A: Every smooth manifold $M$ admits a Morse exhaustion function. One way to prove this is first to find a proper embedding of $M$ into $\mathbb R^N$ for some $N$ (which exists by the Whitney embedding theorem), so we can consider $M$ to be a closed submanifold of $\mathbb R^N$. Then use the fact that for almost every $v\in\mathbb R^N$, the function $f\colon \mathbb R^N\to\mathbb R$ given by $f(x) = |x-v|^2$ restricts to Morse exhaustion function on $M$. (This is proved, for example, in Corollary 1.25 of Nicolaescu's An Invitation to Morse Theory.)
In the example of $M=\mathbb R^2 \smallsetminus \lbrace(0,0)\rbrace$, we can first embed $M$ into $\mathbb R^3$ by the map
$$
(x,y) \mapsto \left( \log r, \frac{x}{r}, \frac{y}{r}\right),
$$ 
where $r = \sqrt{x^2 + y^2}$. (The image of this embedding is the unit cylinder around the $x$-axis.) Then we can take $f\colon M\to \mathbb R$ to be the square of the distance to the point $(0,0,-1)$.  Specifically, in terms of the original $(x,y)$ coordinates on $M$, this is
$$
f(x,y) = (\log r)^2 + \left(\frac{x}{r}\right)^2 + \left( \frac{y}{r} + 1\right)^2
= (\log r)^2 + \frac{2y}{r} + 2.
$$
This has two critical points: $(0,-1)$ is an absolute minimum, and $(0,1)$ is a saddle point.
You can visualize the level sets by looking at the intersection of the cylinder with spheres centered at $(0,0,-1)$. When the radius of the sphere is small, the intersection is just a simple closed curve in the bottom half of the cylinder. When the radius becomes larger than $2$, the intersection becomes two simple closed curves. As the radius gets very large, these two curves get closer and closer to vertical circles far out along the cylinder.
One problem with your attempt to understand intuitively what's going on here ("what would be the set of critical points of a Morse exhaustion function on the punctured plane?") is that you seem to be thinking that the critical points depend only on the manifold. But in fact, the critical points depend very heavily on what Morse function you choose.
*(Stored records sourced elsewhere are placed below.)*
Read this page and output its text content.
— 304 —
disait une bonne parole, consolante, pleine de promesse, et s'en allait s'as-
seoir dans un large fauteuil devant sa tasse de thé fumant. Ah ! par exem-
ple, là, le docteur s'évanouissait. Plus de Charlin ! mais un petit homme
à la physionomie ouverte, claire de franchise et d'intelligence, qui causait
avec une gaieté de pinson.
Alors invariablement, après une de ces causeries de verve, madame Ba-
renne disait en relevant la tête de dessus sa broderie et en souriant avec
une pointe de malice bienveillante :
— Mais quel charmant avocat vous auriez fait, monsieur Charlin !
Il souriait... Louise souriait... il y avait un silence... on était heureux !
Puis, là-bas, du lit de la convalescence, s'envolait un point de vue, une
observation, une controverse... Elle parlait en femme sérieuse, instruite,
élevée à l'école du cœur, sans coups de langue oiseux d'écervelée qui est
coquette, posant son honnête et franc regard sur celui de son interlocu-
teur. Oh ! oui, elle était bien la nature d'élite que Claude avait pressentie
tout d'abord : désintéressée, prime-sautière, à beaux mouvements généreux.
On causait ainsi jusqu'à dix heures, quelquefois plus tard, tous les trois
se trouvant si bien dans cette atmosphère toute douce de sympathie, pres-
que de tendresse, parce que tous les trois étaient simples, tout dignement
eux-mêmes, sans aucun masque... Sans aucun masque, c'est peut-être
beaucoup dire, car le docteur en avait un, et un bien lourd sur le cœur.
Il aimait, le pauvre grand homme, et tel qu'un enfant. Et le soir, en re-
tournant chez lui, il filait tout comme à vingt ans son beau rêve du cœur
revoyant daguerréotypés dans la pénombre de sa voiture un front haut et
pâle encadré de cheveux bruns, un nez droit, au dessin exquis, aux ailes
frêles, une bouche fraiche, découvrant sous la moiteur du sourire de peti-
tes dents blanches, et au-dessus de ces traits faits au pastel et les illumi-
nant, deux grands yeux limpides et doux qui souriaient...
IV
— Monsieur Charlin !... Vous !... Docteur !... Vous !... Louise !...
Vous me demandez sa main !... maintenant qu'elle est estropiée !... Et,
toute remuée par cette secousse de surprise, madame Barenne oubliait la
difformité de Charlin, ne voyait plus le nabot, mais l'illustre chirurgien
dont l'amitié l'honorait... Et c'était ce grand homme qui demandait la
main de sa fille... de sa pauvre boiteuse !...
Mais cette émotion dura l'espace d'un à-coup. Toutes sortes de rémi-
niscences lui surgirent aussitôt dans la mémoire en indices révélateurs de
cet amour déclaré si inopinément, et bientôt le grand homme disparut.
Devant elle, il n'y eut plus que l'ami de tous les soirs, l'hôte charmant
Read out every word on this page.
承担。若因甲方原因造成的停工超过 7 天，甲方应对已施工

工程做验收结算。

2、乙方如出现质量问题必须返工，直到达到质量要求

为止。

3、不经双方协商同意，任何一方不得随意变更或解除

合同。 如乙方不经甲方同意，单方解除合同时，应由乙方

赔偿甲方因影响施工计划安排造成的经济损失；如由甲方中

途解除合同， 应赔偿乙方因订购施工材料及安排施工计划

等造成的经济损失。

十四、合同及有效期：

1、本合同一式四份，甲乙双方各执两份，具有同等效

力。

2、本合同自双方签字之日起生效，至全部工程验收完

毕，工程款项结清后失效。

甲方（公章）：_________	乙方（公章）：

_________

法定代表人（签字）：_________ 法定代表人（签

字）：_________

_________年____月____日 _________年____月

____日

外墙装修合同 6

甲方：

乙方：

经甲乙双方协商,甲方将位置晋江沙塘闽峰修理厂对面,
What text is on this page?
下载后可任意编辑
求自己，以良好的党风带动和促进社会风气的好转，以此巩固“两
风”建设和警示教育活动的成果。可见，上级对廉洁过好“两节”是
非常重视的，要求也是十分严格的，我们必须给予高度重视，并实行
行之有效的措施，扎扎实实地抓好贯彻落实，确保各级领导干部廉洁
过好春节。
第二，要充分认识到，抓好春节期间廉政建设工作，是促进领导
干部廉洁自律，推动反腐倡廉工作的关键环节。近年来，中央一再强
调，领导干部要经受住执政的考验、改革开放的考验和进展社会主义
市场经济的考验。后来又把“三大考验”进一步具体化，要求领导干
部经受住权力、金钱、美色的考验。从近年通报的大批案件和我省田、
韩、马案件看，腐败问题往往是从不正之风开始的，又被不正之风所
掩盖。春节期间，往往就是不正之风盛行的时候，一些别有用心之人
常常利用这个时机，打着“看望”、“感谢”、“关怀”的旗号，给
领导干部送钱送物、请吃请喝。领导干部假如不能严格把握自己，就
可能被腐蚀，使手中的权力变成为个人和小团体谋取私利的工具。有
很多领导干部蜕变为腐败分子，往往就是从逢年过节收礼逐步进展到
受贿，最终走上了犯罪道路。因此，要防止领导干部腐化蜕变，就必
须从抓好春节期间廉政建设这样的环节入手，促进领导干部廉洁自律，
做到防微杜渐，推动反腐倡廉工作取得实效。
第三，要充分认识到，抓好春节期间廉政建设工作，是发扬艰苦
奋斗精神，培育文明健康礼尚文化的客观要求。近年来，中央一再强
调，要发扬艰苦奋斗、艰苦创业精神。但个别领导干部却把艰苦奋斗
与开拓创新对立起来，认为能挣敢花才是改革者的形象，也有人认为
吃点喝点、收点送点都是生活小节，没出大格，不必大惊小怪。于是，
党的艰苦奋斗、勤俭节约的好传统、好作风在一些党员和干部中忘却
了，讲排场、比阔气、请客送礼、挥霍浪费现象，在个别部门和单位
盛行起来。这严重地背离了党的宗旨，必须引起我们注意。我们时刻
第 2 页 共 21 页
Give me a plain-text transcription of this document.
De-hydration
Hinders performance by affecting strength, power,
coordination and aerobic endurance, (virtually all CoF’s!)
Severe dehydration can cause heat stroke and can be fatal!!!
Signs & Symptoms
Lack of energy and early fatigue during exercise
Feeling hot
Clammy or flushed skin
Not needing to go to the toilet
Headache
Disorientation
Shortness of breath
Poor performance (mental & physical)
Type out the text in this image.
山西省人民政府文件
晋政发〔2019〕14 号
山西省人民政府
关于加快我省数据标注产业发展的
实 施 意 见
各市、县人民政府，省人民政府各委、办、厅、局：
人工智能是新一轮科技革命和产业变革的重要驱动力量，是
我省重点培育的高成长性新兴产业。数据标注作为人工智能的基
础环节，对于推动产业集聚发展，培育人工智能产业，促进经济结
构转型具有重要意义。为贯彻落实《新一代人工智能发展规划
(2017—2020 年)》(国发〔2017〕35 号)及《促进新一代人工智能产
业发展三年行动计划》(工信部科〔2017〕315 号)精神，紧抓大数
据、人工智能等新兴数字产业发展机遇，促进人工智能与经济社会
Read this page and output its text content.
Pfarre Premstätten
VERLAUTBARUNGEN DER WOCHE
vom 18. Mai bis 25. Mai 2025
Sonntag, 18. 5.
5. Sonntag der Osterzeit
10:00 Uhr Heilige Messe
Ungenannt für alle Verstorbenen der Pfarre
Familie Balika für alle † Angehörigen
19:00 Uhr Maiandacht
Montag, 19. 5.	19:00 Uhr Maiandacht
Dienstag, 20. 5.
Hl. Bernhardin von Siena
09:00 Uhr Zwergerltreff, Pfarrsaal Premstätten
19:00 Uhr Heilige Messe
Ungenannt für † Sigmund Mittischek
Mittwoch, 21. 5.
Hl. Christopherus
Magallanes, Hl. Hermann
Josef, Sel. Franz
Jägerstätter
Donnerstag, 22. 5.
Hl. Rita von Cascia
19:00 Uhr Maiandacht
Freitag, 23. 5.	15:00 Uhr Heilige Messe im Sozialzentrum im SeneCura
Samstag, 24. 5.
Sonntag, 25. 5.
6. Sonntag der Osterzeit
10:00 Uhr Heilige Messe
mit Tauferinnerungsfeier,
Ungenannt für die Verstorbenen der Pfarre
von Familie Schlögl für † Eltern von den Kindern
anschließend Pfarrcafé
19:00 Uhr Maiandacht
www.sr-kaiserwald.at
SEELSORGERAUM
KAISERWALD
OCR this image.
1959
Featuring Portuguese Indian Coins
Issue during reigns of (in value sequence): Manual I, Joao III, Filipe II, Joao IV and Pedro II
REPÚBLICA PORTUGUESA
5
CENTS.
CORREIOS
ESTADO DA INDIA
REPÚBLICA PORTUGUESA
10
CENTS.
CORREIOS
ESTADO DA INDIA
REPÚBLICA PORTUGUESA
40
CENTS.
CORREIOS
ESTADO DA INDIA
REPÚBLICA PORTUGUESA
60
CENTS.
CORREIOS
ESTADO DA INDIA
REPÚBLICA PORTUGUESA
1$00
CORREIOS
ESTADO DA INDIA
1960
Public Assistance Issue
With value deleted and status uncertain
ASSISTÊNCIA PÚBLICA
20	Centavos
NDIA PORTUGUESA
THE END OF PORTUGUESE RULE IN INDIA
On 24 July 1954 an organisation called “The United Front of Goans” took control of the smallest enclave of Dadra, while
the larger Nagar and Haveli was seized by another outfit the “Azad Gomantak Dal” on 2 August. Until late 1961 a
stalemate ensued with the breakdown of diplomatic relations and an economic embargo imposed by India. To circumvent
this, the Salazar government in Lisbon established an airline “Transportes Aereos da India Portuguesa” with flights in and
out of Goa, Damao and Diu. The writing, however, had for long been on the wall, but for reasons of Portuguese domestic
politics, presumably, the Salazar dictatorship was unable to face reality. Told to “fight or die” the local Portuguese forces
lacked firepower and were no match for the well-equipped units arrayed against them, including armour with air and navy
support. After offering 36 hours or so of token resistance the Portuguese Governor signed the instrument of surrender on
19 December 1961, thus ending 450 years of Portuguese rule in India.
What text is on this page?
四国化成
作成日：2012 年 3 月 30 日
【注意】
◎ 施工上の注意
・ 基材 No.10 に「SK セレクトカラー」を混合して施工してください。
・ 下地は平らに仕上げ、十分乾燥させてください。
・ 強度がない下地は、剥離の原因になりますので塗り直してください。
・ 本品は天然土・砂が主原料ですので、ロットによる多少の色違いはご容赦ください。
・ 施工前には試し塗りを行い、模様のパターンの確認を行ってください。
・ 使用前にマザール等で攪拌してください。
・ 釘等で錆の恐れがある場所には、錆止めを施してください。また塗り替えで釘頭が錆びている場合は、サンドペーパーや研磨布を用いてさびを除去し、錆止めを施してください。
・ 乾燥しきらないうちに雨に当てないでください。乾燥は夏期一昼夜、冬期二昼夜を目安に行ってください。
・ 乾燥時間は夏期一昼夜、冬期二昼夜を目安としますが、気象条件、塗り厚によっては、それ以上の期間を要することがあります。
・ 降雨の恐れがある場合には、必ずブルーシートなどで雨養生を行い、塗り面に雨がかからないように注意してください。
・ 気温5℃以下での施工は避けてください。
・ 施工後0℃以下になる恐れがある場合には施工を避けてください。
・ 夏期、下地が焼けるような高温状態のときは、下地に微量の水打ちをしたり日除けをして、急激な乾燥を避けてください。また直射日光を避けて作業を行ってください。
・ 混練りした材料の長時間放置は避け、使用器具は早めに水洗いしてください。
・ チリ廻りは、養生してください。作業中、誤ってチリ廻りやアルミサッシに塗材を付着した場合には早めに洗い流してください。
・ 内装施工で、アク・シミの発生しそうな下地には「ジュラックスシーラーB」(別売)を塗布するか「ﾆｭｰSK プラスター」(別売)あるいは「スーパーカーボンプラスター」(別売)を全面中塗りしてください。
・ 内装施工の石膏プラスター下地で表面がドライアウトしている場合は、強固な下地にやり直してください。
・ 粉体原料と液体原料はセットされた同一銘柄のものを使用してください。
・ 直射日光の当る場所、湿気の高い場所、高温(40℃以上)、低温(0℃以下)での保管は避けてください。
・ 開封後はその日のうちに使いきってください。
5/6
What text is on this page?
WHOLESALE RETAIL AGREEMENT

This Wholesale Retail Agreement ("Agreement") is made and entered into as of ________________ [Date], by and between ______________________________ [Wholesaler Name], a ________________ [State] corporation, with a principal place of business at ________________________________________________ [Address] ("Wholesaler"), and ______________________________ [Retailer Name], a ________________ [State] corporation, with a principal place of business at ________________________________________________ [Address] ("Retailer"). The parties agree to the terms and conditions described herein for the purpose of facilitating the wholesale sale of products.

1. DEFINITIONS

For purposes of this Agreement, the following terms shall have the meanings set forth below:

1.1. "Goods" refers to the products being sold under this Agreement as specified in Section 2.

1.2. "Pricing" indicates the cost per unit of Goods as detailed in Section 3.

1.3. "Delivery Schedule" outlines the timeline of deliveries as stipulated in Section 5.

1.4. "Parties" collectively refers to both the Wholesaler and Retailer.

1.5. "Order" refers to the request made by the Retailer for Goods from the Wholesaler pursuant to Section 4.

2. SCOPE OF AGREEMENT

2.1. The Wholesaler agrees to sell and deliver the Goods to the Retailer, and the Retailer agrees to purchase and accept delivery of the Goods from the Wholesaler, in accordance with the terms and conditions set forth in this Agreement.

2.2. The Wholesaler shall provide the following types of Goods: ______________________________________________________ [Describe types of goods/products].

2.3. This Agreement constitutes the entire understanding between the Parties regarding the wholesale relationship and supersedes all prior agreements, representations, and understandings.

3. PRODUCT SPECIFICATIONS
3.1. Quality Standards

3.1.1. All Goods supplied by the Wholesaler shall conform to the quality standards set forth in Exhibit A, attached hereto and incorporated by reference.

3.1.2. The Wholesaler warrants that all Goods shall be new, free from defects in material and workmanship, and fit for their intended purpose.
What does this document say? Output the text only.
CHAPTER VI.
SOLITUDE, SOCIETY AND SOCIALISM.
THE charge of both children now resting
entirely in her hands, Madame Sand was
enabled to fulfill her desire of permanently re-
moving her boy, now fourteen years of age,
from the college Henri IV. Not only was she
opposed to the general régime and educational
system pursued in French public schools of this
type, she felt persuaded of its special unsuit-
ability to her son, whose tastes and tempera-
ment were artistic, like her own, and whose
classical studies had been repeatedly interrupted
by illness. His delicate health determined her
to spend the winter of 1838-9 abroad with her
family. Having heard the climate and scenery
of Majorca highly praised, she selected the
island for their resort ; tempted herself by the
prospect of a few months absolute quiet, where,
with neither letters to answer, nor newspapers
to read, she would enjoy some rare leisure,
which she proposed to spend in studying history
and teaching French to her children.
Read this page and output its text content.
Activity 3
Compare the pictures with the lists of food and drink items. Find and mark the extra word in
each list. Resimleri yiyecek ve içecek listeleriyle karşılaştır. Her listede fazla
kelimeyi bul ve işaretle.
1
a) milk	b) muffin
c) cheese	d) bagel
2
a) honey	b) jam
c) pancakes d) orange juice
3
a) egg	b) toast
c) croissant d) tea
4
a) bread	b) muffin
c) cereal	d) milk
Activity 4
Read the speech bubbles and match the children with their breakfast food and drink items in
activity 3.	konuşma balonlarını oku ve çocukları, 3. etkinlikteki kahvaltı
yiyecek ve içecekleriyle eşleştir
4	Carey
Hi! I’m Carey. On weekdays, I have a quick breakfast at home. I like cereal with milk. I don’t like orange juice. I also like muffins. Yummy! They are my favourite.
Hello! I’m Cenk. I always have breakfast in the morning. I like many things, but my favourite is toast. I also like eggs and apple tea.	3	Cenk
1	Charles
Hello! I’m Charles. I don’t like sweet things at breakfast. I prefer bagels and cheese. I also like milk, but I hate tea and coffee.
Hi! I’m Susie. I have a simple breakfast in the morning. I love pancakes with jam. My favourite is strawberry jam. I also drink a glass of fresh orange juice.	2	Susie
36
In fact, it's not hard to show in the case of the example above that given any two distinct points of $M$, there's a Morse exhaustion function whose critical points are exactly those two points. And you can get more critical points by smoothly deforming the embedding in $\mathbb R^3$ so that the distance function has lots of local maxima and local minima.